Este trajecto ajudou a descobrir que cada momento que vivi, que vivo ou viverei não pode ser avaliado de uma forma absoluta, isolada de todo o percurso. O sentido dos acontecimentos, das palavras, das companhias muitas vezes só se entendem quando chegamos ao final do primeiro, segundo ou terceiro dia de caminhada e vemos concretizado o objectivo dessa caminhada: a chegada ao final do percurso traçado!
Mas este caminho não ficou apenas pela memória do caminho vocacional feito até hoje; o caminho realizado ao lado de tantas outras pessoas, desconhecidas, de outras nacionalidades… fez-me perceber que a Igreja peregrina, da qual fazemos parte, é composta por muitas pessoas e diversas! Uma pluralidade de pedras vivas que tornam presente neste mundo Cristo vivo. Cristo que é a força de tantas pessoas, vivido já na caminhada aparentemente desconhecida e que faz a Igreja crescer no mundo.
Outro aspecto tem a ver com o simbolismo milenar deste caminho: associar-se a milhões de peregrinos que entregaram sua vida, suas dificuldades, alegrias, expectativas num percurso purificador. Tudo o que vivo não o vivo sozinho, outros o vivem ou já o viveram. Muitos dos meus passos já foram dados por outros, muitas das minhas dificuldades, alegrias, expectativas já foram vividas por outros. Vivências não só de hoje, mas de todo um milénio! O cristão faz parte de uma família, tem os mesmos problemas. Pode, no exemplo, na memória dos outros, encontrar respostas para o caminho que traçou e que procura atingir com menos dificuldade.
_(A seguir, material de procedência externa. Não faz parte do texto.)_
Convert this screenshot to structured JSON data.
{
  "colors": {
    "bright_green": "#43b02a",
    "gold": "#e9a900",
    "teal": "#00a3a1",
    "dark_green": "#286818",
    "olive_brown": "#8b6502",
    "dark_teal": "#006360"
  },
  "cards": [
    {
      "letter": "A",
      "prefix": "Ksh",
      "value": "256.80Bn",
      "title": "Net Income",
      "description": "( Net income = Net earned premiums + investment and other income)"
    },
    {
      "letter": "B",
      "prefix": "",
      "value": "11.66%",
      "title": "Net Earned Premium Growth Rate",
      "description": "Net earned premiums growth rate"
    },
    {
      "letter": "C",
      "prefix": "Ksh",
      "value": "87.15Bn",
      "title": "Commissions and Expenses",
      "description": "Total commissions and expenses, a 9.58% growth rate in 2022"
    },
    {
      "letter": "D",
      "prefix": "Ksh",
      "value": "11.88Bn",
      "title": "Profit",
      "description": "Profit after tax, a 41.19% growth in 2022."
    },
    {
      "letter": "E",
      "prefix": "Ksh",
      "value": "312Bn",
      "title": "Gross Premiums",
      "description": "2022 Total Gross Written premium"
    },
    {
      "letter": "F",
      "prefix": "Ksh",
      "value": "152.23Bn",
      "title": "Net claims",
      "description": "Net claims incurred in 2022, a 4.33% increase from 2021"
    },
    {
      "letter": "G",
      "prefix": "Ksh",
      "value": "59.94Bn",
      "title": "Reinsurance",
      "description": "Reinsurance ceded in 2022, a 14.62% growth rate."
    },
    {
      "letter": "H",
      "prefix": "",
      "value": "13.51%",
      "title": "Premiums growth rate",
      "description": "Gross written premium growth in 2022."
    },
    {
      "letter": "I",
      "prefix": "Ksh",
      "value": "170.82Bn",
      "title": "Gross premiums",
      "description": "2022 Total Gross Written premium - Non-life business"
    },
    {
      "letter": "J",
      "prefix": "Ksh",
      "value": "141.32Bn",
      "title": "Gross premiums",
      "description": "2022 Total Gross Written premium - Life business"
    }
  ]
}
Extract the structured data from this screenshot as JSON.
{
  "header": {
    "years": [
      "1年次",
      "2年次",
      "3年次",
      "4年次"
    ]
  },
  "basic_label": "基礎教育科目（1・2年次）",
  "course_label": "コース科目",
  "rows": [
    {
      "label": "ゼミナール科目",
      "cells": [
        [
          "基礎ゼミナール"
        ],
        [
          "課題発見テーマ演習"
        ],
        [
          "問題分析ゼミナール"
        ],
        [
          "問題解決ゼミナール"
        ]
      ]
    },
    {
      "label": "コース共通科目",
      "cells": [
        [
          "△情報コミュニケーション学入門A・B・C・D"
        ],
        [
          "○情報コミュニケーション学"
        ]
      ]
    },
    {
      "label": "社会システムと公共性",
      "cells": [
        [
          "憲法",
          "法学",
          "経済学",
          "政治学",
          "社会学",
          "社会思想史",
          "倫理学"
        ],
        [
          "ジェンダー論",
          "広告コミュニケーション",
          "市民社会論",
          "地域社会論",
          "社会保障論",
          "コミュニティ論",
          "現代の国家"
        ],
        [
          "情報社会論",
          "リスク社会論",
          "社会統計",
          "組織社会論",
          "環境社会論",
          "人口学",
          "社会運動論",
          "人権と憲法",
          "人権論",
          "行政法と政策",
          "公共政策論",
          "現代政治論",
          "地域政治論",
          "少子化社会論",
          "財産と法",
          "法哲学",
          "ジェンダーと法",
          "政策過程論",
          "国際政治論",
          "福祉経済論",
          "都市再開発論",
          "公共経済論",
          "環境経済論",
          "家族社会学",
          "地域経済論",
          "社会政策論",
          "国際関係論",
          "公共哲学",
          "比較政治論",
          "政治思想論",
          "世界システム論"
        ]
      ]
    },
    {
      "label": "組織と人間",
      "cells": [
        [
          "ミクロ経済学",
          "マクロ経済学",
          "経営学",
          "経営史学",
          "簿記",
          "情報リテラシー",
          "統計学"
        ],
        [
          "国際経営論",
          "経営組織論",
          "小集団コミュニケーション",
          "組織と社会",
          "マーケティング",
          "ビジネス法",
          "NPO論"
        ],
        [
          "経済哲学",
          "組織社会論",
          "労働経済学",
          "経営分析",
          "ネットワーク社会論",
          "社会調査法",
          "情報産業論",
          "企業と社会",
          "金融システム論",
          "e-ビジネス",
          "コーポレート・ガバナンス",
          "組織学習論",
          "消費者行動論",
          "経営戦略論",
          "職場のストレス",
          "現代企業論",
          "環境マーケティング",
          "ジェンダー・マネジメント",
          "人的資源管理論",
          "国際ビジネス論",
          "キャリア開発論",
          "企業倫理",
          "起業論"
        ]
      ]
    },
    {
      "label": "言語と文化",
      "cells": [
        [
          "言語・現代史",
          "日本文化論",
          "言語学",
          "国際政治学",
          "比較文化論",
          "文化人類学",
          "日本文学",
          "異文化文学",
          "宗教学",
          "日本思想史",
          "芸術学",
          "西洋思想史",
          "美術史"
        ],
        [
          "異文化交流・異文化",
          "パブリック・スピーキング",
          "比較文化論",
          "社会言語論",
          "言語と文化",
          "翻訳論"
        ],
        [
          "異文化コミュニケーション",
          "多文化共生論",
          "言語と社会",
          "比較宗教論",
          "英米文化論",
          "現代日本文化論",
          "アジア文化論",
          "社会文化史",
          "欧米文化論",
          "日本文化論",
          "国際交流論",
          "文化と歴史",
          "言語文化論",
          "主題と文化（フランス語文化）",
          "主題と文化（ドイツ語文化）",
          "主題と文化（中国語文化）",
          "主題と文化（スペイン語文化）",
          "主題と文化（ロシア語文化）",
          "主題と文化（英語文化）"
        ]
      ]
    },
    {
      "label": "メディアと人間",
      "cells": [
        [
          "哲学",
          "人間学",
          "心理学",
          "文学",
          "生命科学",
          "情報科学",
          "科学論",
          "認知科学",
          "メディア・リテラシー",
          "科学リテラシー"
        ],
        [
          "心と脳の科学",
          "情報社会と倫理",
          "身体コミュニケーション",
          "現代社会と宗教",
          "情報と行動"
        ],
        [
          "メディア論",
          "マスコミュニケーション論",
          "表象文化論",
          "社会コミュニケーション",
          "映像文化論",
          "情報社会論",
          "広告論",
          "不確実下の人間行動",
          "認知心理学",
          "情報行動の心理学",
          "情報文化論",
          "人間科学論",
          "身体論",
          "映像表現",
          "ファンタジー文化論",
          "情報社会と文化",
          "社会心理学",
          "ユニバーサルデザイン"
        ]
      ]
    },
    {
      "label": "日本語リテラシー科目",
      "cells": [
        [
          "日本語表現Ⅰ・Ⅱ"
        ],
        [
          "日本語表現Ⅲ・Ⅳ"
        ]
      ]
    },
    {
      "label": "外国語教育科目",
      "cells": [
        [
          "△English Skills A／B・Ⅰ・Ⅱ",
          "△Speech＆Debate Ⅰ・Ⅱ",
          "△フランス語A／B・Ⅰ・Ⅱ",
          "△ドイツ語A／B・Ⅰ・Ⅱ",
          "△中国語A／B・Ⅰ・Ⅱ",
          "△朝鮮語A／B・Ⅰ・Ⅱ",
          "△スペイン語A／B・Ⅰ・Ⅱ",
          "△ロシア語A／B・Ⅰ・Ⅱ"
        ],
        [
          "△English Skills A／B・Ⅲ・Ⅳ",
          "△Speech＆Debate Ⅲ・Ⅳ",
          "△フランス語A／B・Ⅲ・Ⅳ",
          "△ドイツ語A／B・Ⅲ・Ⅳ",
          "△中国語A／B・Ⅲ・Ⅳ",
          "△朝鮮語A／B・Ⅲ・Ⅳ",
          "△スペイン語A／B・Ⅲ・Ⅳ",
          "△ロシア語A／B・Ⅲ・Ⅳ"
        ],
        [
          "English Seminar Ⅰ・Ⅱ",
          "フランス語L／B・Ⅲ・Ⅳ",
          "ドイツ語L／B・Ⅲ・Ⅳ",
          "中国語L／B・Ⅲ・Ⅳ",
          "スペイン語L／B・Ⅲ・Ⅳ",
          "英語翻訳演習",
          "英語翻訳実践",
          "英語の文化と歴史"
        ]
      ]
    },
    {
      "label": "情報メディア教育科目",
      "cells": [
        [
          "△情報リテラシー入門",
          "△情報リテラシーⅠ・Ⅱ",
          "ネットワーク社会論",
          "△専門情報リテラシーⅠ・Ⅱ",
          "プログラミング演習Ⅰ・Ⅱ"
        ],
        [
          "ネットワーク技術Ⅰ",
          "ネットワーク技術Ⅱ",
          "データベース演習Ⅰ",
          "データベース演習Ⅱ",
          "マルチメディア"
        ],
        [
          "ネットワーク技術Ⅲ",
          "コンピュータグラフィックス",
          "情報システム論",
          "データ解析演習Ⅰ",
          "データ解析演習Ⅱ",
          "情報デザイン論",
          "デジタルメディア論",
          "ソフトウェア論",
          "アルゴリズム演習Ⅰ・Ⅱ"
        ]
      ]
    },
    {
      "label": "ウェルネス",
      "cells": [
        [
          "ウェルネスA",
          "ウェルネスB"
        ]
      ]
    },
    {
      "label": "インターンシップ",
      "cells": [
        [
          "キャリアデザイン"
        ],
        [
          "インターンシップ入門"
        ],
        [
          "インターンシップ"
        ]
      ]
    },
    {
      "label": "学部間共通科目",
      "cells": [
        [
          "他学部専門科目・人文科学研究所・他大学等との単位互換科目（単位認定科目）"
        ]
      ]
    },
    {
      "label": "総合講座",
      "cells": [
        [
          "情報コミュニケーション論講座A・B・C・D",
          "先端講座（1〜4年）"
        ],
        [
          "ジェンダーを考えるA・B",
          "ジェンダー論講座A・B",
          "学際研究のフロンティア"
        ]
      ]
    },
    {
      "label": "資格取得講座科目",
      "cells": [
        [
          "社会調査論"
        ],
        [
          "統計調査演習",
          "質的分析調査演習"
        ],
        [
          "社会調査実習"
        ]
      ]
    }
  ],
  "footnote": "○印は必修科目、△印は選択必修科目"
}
Por fim o dia do encontro (chegada a Santiago): o encontro com o Verdadeiro Cristo, real, presente na Eucaristia. O caminho não pode ter outro sentido: caminho de encontro com Cristo. O cristão vive já esse encontro, embora não definitivo, na Eucaristia. Esta caminhada ajuda, sem dúvida, a compreender esta dimensão cristã de caminho terreno vivido na esperança do encontro escatológico com Cristo. E aí, nesse encontro, tantas pessoas, tantas diferenças, tantas culturas, tantas nacionalidades… mas todos reunidos à volta da mesma realidade que nos move: Jesus Cristo.
O caminho «faz crescer» (augere), amadurecer, tornar cada um de nós mais fortes e conscientes da identidade que assumimos com o nosso baptismo e que, constantemente actualizamos… caminhar quer dizer crescer, construir, fazer comunidade.
Passado quase um mês, talvez já sem os fervores da caminhada ou da nostalgia, fica aqui a reflexão de alguém que está no alto do monte e olha para traz com olhos capazes de encarar o futuro com a esperança de que o verbo «fazer crescer» não é uma “bolha” no pé. Mas o rosto do alimento que nos fortalece e nos ajuda a superar as dificuldades do cansaço, da chuva, do sol, do vento: Cristo, o Bom Pastor!